Secara historis, ideologi berserikat memiliki akar panjang dalam perjuangan kelas pekerja sejak era Revolusi Industri di abad ke-18. Di masa itu, eksploitasi buruh terjadi secara masif: jam kerja panjang, upah minim, dan kondisi kerja yang tidak manusiawi. Dalam konteks seperti inilah lahir organisasi buruh dan serikat pekerja, yang kemudian berkembang menjadi kekuatan sosial-politik yang cukup berpengaruh. Di Indonesia, semangat berserikat mulai tumbuh sejak masa penjajahan, lalu mengalami pasang surut sepanjang sejarah politik nasional, dari masa Orde Lama yang relatif memberi ruang bagi gerakan buruh, hingga Orde Baru yang menindasnya. Baru setelah era Reformasi, ruang demokrasi kembali membuka jalan bagi ideologi ini untuk berkembang lebih bebas.

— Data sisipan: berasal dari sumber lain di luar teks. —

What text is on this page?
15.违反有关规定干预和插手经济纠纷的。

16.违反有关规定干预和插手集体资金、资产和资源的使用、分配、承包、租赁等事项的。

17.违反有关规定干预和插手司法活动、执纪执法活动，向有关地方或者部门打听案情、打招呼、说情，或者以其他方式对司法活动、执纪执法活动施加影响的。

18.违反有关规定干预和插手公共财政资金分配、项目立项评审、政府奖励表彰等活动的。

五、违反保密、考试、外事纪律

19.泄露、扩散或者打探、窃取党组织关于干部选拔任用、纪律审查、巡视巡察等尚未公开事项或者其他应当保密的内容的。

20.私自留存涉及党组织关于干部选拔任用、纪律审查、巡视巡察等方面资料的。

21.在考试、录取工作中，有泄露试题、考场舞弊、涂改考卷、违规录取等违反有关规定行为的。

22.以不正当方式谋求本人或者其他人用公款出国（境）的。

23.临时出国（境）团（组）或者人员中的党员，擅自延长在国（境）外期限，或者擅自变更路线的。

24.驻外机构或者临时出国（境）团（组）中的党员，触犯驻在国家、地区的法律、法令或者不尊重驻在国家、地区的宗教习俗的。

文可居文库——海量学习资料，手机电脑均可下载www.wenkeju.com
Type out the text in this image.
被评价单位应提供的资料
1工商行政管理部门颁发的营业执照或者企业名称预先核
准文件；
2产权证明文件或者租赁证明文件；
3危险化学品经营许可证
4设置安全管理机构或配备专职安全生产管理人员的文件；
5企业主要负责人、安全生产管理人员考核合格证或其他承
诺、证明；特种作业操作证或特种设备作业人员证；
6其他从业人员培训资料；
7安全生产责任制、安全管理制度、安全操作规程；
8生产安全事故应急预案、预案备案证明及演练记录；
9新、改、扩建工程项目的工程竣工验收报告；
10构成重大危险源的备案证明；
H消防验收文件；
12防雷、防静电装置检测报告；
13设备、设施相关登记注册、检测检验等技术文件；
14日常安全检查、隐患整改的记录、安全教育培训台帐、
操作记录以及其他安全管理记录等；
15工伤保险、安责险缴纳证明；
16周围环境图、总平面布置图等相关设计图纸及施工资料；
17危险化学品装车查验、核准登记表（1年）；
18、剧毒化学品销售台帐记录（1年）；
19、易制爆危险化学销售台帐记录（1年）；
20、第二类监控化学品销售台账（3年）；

Namun berserikat bukan sekadar membentuk organisasi pekerja. Di baliknya, terdapat nilai-nilai yang dipegang teguh: solidaritas, kesetaraan, dan perjuangan melawan ketidakadilan struktural. Berserikat adalah bentuk perlawanan terhadap dominasi ekonomi-politik yang tidak berpihak pada kepentingan buruh. Ia menjadi alat perjuangan, sekaligus ruang edukasi politik bagi pekerja agar mampu memahami hak-haknya, serta memiliki posisi tawar yang lebih kuat di hadapan pengusaha dan negara.
Dalam perkembangannya, ideologi berserikat tidak hanya fokus pada isu-isu klasik seperti kenaikan upah atau jam kerja yang layak. Kini, serikat-serikat pekerja juga mulai terlibat dalam advokasi kebijakan publik, menolak undang-undang yang merugikan buruh, memperjuangkan jaminan sosial, hingga memperluas perlindungan terhadap pekerja informal dan gig economy. Ini menunjukkan bahwa ideologi berserikat terus beradaptasi dengan perubahan zaman dan kebutuhan baru dalam dunia kerja.

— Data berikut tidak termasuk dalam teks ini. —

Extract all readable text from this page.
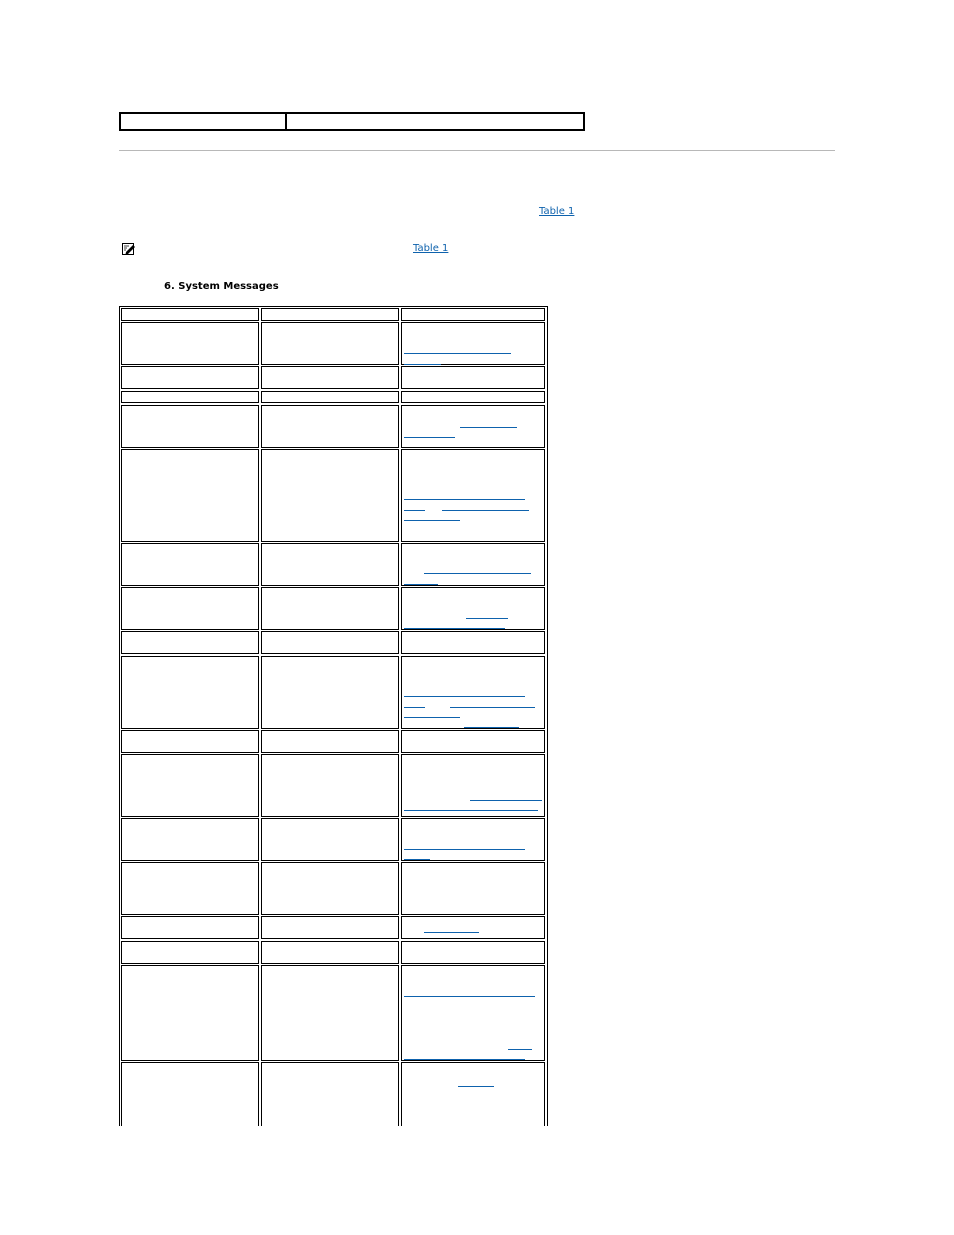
Table 1
Table 1
6. System Messages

Namun demikian, tantangan terhadap eksistensi ideologi ini tidak sedikit. Di berbagai tempat, pendirian serikat masih mendapat perlawanan dari pengusaha, termasuk bentuk intimidasi dan pemecatan terhadap pengurus serikat. Di sisi lain, fragmentasi antar serikat dan lemahnya kesadaran politik di kalangan buruh muda menjadi hambatan serius bagi konsolidasi kekuatan. Banyak generasi pekerja baru yang menganggap serikat sebagai sesuatu yang kuno dan tidak relevan, padahal mereka menikmati hasil perjuangan serikat dalam bentuk hak cuti, upah minimum, dan perlindungan kerja.

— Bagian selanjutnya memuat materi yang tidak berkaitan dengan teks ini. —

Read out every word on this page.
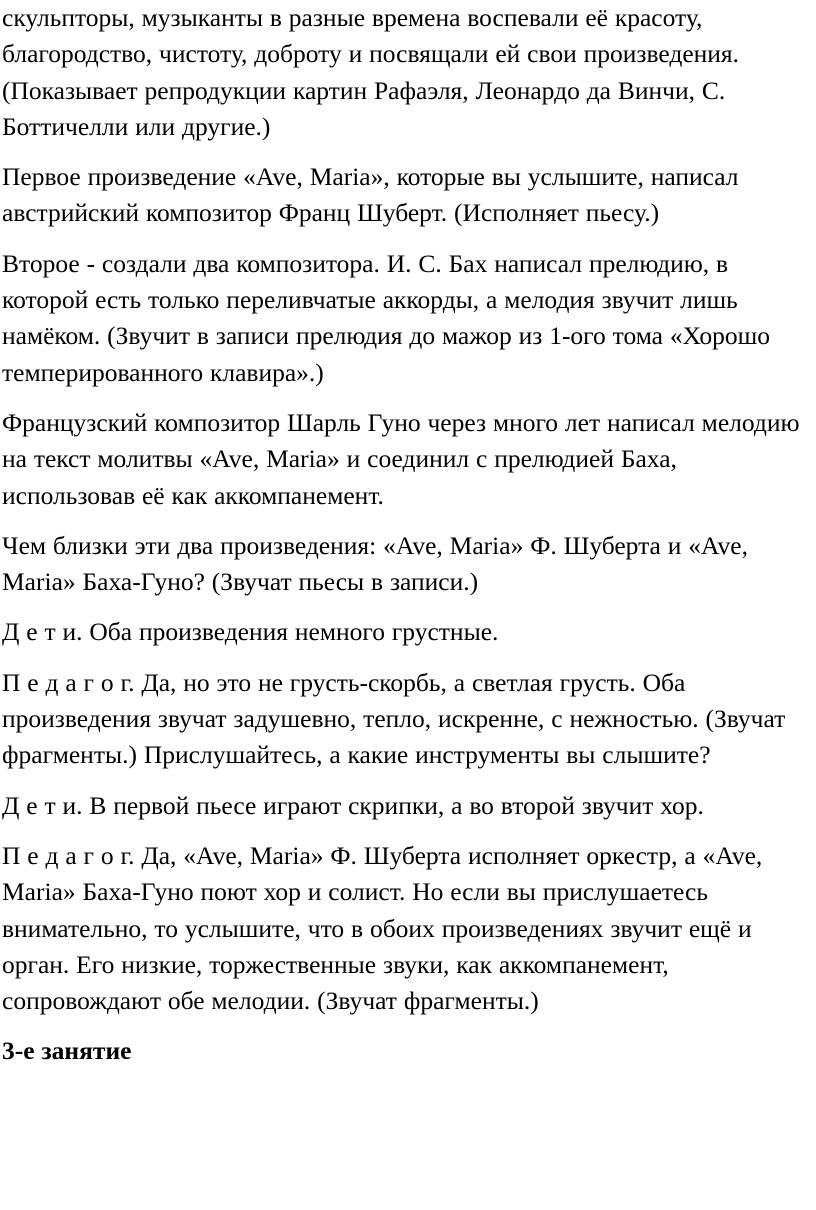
скульпторы, музыканты в разные времена воспевали её красоту, благородство, чистоту, доброту и посвящали ей свои произведения. (Показывает репродукции картин Рафаэля, Леонардо да Винчи, С. Боттичелли или другие.)

Первое произведение «Ave, Maria», которые вы услышите, написал австрийский композитор Франц Шуберт. (Исполняет пьесу.)

Второе - создали два композитора. И. С. Бах написал прелюдию, в которой есть только переливчатые аккорды, а мелодия звучит лишь намёком. (Звучит в записи прелюдия до мажор из 1-ого тома «Хорошо темперированного клавира».)

Французский композитор Шарль Гуно через много лет написал мелодию на текст молитвы «Ave, Maria» и соединил с прелюдией Баха, использовав её как аккомпанемент.

Чем близки эти два произведения: «Ave, Maria» Ф. Шуберта и «Ave, Maria» Баха-Гуно? (Звучат пьесы в записи.)

Д е т и. Оба произведения немного грустные.

П е д а г о г. Да, но это не грусть-скорбь, а светлая грусть. Оба произведения звучат задушевно, тепло, искренне, с нежностью. (Звучат фрагменты.) Прислушайтесь, а какие инструменты вы слышите?

Д е т и. В первой пьесе играют скрипки, а во второй звучит хор.

П е д а г о г. Да, «Ave, Maria» Ф. Шуберта исполняет оркестр, а «Ave, Maria» Баха-Гуно поют хор и солист. Но если вы прислушаетесь внимательно, то услышите, что в обоих произведениях звучит ещё и орган. Его низкие, торжественные звуки, как аккомпанемент, сопровождают обе мелодии. (Звучат фрагменты.)

3-е занятие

Menghadapi tantangan itu, revitalisasi ideologi berserikat menjadi suatu keharusan. Pendidikan politik harus diperkuat, teknologi informasi dimanfaatkan untuk memperluas jaringan dan menyebarkan kesadaran, serta solidaritas lintas sektor perlu dibangun untuk menyatukan suara pekerja formal dan informal. Di tengah dunia kerja yang semakin fleksibel dan tidak pasti, berserikat adalah salah satu bentuk pertahanan terakhir bagi pekerja dalam mempertahankan martabat dan kesejahteraannya.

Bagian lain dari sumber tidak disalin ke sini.